Ob die kommende Bundesregierung zur Gegenfinanzierung von Steuersenkungen tatsächlich die von Bayerns Finanzminister Georg Fahrenschon (CSU) ins Spiel gebrachten Umschichtungen bei der Bundesagentur für Arbeit erwägt, blieb offen. Ab morgen tagen nur noch die Parteivorsitzenden, am Freitag sollen die Koalitionsverhandlungen abgeschlossen sein. Zeit für eine Zwischenbilanz.
Gesundheit: Unklar ist noch, wie das drohende Defizit der gesetzlichen Krankenkassen von 7,5 Milliarden Euro 2010 ausgeglichen wird. FDP und Teile der CDU wollen den Einstieg in ein System mit pauschalen Beiträgen, das lehnt die CSU ab. Einig ist man sich, dass den gesetzlich Versicherten der Wechsel zur privaten Krankenversicherung erleichtert werden soll.
Inneres: Alle Themen der inneren Sicherheit sind abgehakt. Für Online-Durchsuchungen von Computern ist künftig die Genehmigung des Bundesgerichtshofs nötig. Die Methode bleibt dem Bundeskriminalamt vorbehalten.
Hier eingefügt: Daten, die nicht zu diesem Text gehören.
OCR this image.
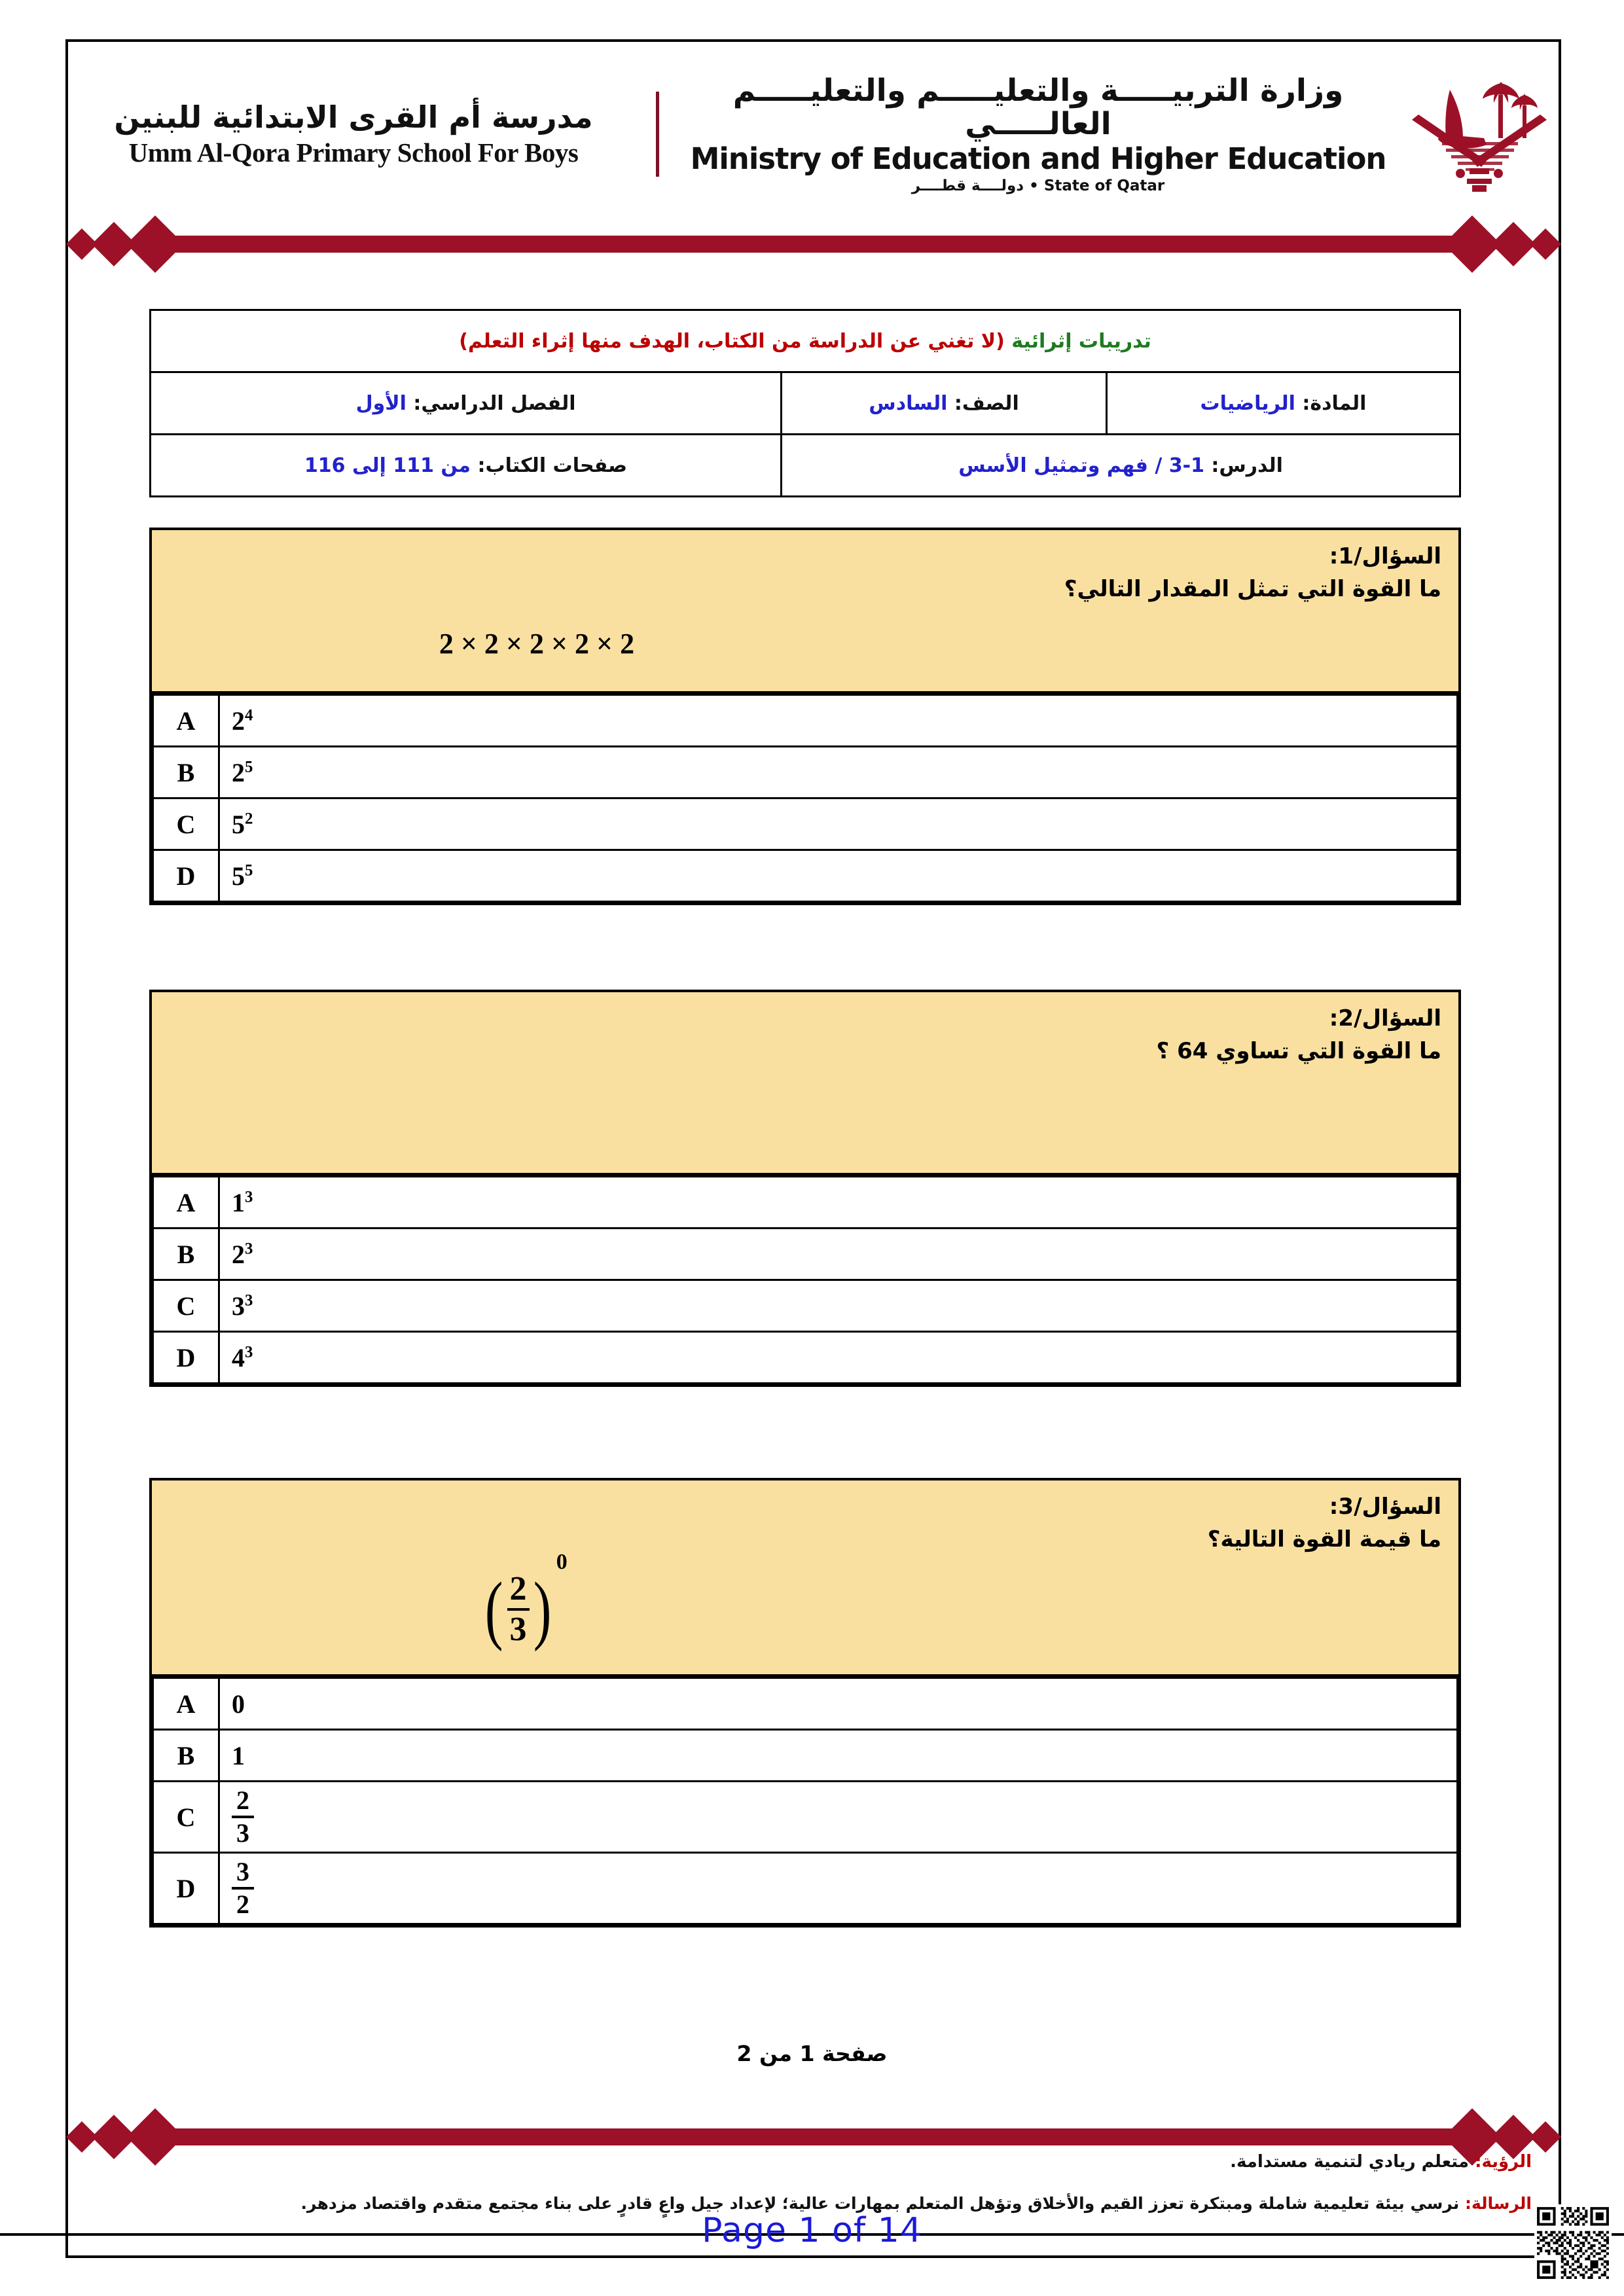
مدرسة أم القرى الابتدائية للبنين
Umm Al-Qora Primary School For Boys
وزارة التربيـــــة والتعليـــــم والتعليـــــم العالـــــي
Ministry of Education and Higher Education
دولــــة قطــــر • State of Qatar
تدريبات إثرائية (لا تغني عن الدراسة من الكتاب، الهدف منها إثراء التعلم)		
المادة: الرياضيات	الصف: السادس	الفصل الدراسي: الأول
الدرس: 1-3 / فهم وتمثيل الأسس		صفحات الكتاب: من 111 إلى 116
السؤال/1:
ما القوة التي تمثل المقدار التالي؟
2 × 2 × 2 × 2 × 2
A	$2^4$
B	$2^5$
C	$5^2$
D	$5^5$
السؤال/2:
ما القوة التي تساوي 64 ؟
A	$1^3$
B	$2^3$
C	$3^3$
D	$4^3$
السؤال/3:
ما قيمة القوة التالية؟
( $\frac{2}{3} )^0$
A	0
B	1
C	$\frac{2}{3}$

D	$\frac{3}{2}$
صفحة 1 من 2
الرؤية: متعلم ريادي لتنمية مستدامة.
الرسالة: نرسي بيئة تعليمية شاملة ومبتكرة تعزز القيم والأخلاق وتؤهل المتعلم بمهارات عالية؛ لإعداد جيل واعٍ قادرٍ على بناء مجتمع متقدم واقتصاد مزدهر.
Page 1 of 14
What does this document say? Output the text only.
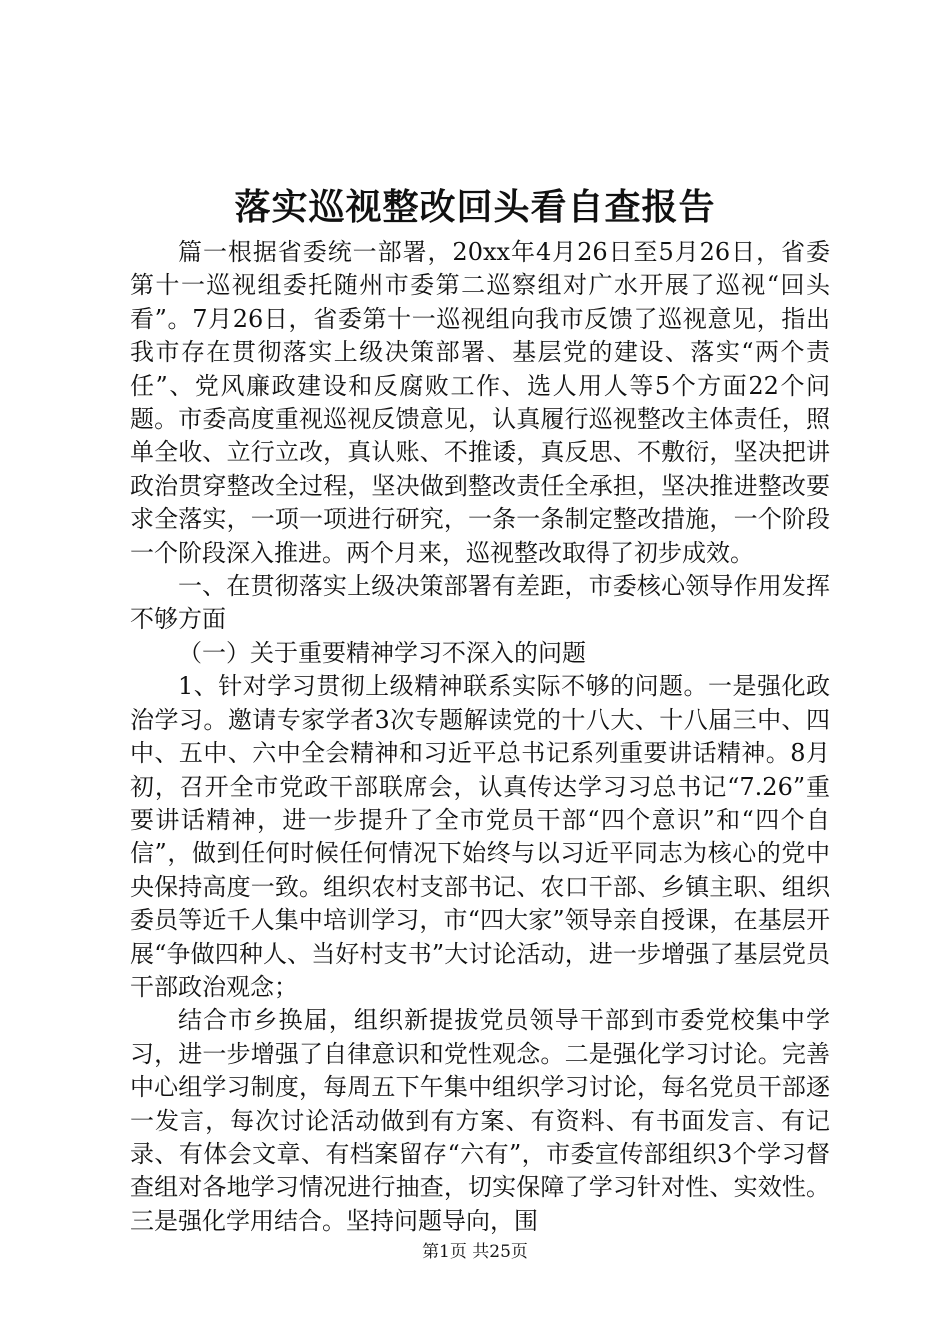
落实巡视整改回头看自查报告

篇一根据省委统一部署，20xx年4月26日至5月26日，省委第十一巡视组委托随州市委第二巡察组对广水开展了巡视“回头看”。7月26日，省委第十一巡视组向我市反馈了巡视意见，指出我市存在贯彻落实上级决策部署、基层党的建设、落实“两个责任”、党风廉政建设和反腐败工作、选人用人等5个方面22个问题。市委高度重视巡视反馈意见，认真履行巡视整改主体责任，照单全收、立行立改，真认账、不推诿，真反思、不敷衍，坚决把讲政治贯穿整改全过程，坚决做到整改责任全承担，坚决推进整改要求全落实，一项一项进行研究，一条一条制定整改措施，一个阶段一个阶段深入推进。两个月来，巡视整改取得了初步成效。

一、在贯彻落实上级决策部署有差距，市委核心领导作用发挥不够方面

（一）关于重要精神学习不深入的问题

1、针对学习贯彻上级精神联系实际不够的问题。一是强化政治学习。邀请专家学者3次专题解读党的十八大、十八届三中、四中、五中、六中全会精神和习近平总书记系列重要讲话精神。8月初，召开全市党政干部联席会，认真传达学习习总书记“7.26”重要讲话精神，进一步提升了全市党员干部“四个意识”和“四个自信”，做到任何时候任何情况下始终与以习近平同志为核心的党中央保持高度一致。组织农村支部书记、农口干部、乡镇主职、组织委员等近千人集中培训学习，市“四大家”领导亲自授课，在基层开展“争做四种人、当好村支书”大讨论活动，进一步增强了基层党员干部政治观念；

结合市乡换届，组织新提拔党员领导干部到市委党校集中学习，进一步增强了自律意识和党性观念。二是强化学习讨论。完善中心组学习制度，每周五下午集中组织学习讨论，每名党员干部逐一发言，每次讨论活动做到有方案、有资料、有书面发言、有记录、有体会文章、有档案留存“六有”，市委宣传部组织3个学习督查组对各地学习情况进行抽查，切实保障了学习针对性、实效性。三是强化学用结合。坚持问题导向，围

第1页 共25页
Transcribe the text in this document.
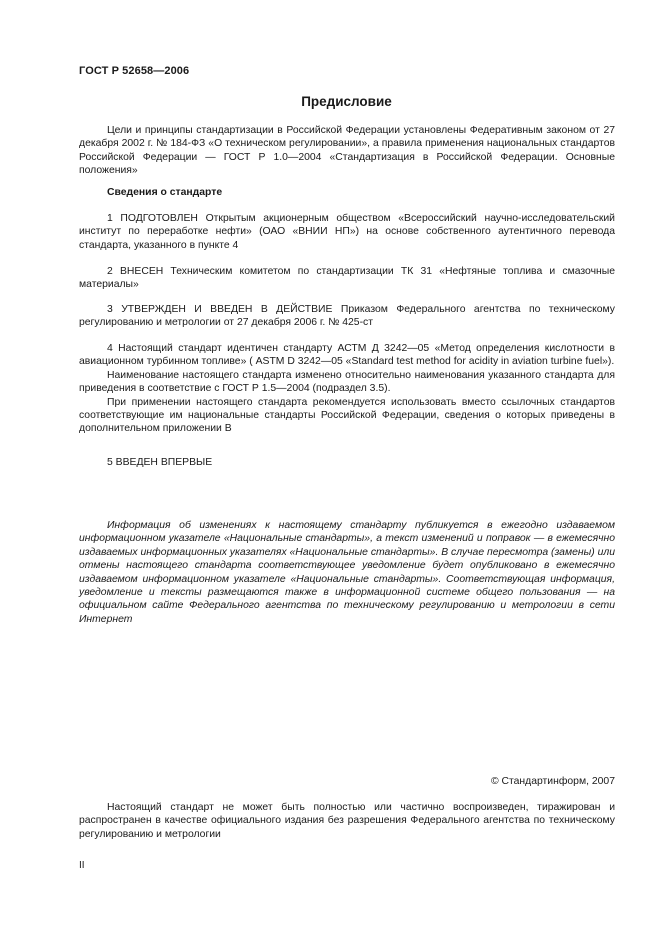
ГОСТ Р 52658—2006
Предисловие

Цели и принципы стандартизации в Российской Федерации установлены Федеративным законом от 27 декабря 2002 г. № 184-ФЗ «О техническом регулировании», а правила применения национальных стандартов Российской Федерации — ГОСТ Р 1.0—2004 «Стандартизация в Российской Федерации. Основные положения»

Сведения о стандарте

1 ПОДГОТОВЛЕН Открытым акционерным обществом «Всероссийский научно-исследовательский институт по переработке нефти» (ОАО «ВНИИ НП») на основе собственного аутентичного перевода стандарта, указанного в пункте 4

2 ВНЕСЕН Техническим комитетом по стандартизации ТК 31 «Нефтяные топлива и смазочные материалы»

3 УТВЕРЖДЕН И ВВЕДЕН В ДЕЙСТВИЕ Приказом Федерального агентства по техническому регулированию и метрологии от 27 декабря 2006 г. № 425-ст

4 Настоящий стандарт идентичен стандарту АСТМ Д 3242—05 «Метод определения кислотности в авиационном турбинном топливе» ( ASTM D 3242—05 «Standard test method for acidity in aviation turbine fuel»).

Наименование настоящего стандарта изменено относительно наименования указанного стандарта для приведения в соответствие с ГОСТ Р 1.5—2004 (подраздел 3.5).

При применении настоящего стандарта рекомендуется использовать вместо ссылочных стандартов соответствующие им национальные стандарты Российской Федерации, сведения о которых приведены в дополнительном приложении В

5 ВВЕДЕН ВПЕРВЫЕ

Информация об изменениях к настоящему стандарту публикуется в ежегодно издаваемом информационном указателе «Национальные стандарты», а текст изменений и поправок — в ежемесячно издаваемых информационных указателях «Национальные стандарты». В случае пересмотра (замены) или отмены настоящего стандарта соответствующее уведомление будет опубликовано в ежемесячно издаваемом информационном указателе «Национальные стандарты». Соответствующая информация, уведомление и тексты размещаются также в информационной системе общего пользования — на официальном сайте Федерального агентства по техническому регулированию и метрологии в сети Интернет

© Стандартинформ, 2007

Настоящий стандарт не может быть полностью или частично воспроизведен, тиражирован и распространен в качестве официального издания без разрешения Федерального агентства по техническому регулированию и метрологии

II
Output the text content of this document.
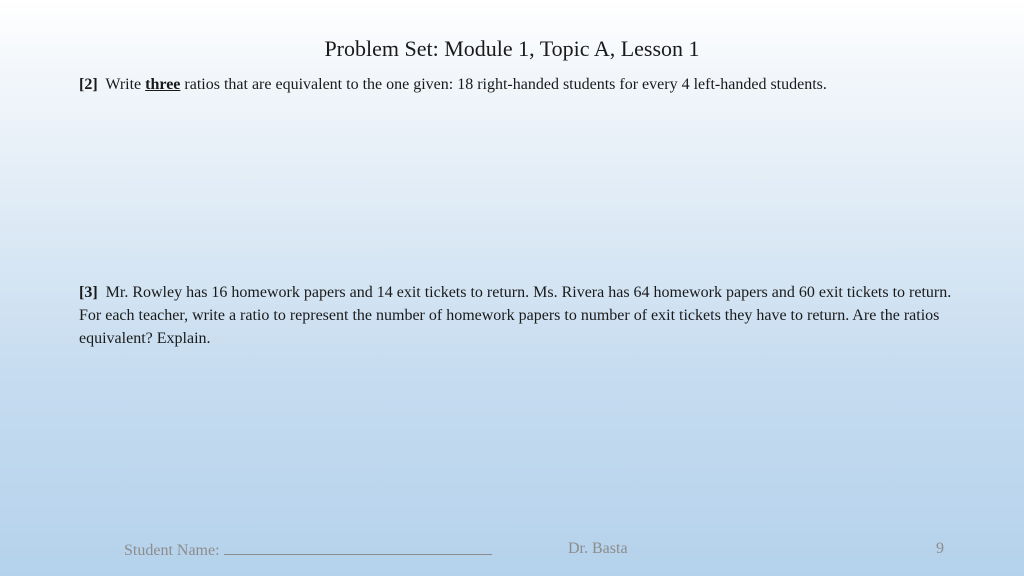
Problem Set: Module 1, Topic A, Lesson 1
[2] Write three ratios that are equivalent to the one given: 18 right-handed students for every 4 left-handed students.
[3] Mr. Rowley has 16 homework papers and 14 exit tickets to return. Ms. Rivera has 64 homework papers and 60 exit tickets to return. For each teacher, write a ratio to represent the number of homework papers to number of exit tickets they have to return. Are the ratios equivalent? Explain.
Student Name:	Dr. Basta	9
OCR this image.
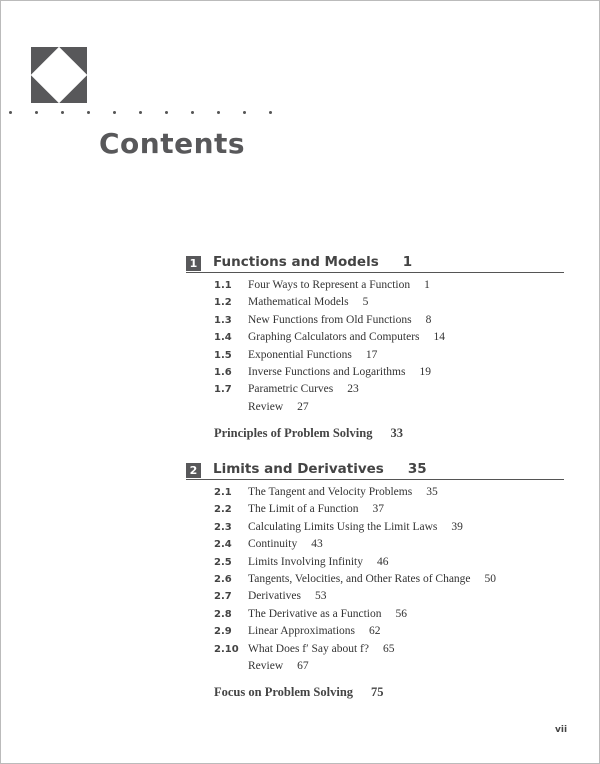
Contents
1 Functions and Models 1
1.1 Four Ways to Represent a Function 1
1.2 Mathematical Models 5
1.3 New Functions from Old Functions 8
1.4 Graphing Calculators and Computers 14
1.5 Exponential Functions 17
1.6 Inverse Functions and Logarithms 19
1.7 Parametric Curves 23
Review 27
Principles of Problem Solving 33
2 Limits and Derivatives 35
2.1 The Tangent and Velocity Problems 35
2.2 The Limit of a Function 37
2.3 Calculating Limits Using the Limit Laws 39
2.4 Continuity 43
2.5 Limits Involving Infinity 46
2.6 Tangents, Velocities, and Other Rates of Change 50
2.7 Derivatives 53
2.8 The Derivative as a Function 56
2.9 Linear Approximations 62
2.10 What Does f′ Say about f? 65
Review 67
Focus on Problem Solving 75
vii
Telefon- und Internet-Verbindungsdaten werden weiter gespeichert, dürfen aber nur angesichts schwerer Gefahren genutzt werden. Internetseiten mit kinderpornografischen Inhalten sollen künftig gelöscht statt nur gesperrt werden. Kommerzielle Sterbehilfe wird unter Strafe gestellt.
Soziales: Weitgehend abgehakt. Das sogenannte Schonvermögen für Hartz-IV-Bezieher wird auf 750 Euro pro Lebensjahr verdreifacht. Mit ihrer Forderung nach Einführung eines Bürgergeldes, das Hartz IV ablösen soll, ist die FDP bei der Union auf taube Ohren gestoßen.
Arbeit: Lockerungen beim Kündigungsschutz und Einschnitte bei der Mitbestimmung wird es nicht geben. Ungeklärt ist, ob es wegen des wachsenden Schuldenbergs der Bundesagentur für Arbeit höhere Beiträge zur Arbeitslosenversicherung geben soll. Einig sind sich die künftigen Koalitionäre über ein gesetzliches Verbot "sittenwidriger" Löhne.
Familie: Hauptstreitpunkt ist das vor allem von der CSU verlangte Betreuungsgeld. Es soll Familien zustehen, die ihre bis zu dreijährigen Kinder nicht in eine Kita geben. Die FDP lehnt das Betreuungsgeld ab und plädiert stattdessen für ein Gutschein-Modell. Familien sollen steuerlich entlastet, das Kindergeld soll angehoben werden.
Bildung: Künftig muss jedes Kind bereits vor Schulbeginn Deutsch können. Vierjährige werden einem obligatorischen Sprachtest unterzogen. Außerdem geplant: ein Stipendiensystem für die leistungsstärksten Studenten.
Außen/Verteidigung: Die FDP verlangt die Abschaffung der Wehrpflicht, CDU und CSU halten sie für unverzichtbar.
Energie: Die Laufzeit sogenannter sicherer Atomkraftwerke soll über das Jahr 2022 hinaus verlängert, der Salzstock Gorleben als mögliches Endlager für Atommüll weiter erkundet werden.
Agrar/Verbraucherschutz: Die FDP besteht darauf, dass das Anbauverbot für Genmais gekippt wird, die CSU will, dass die Länder entscheiden können. Im Kampf gegen Internet-Abzocke soll ein Pflicht-Bestätigungsfeld für Verträge kommen.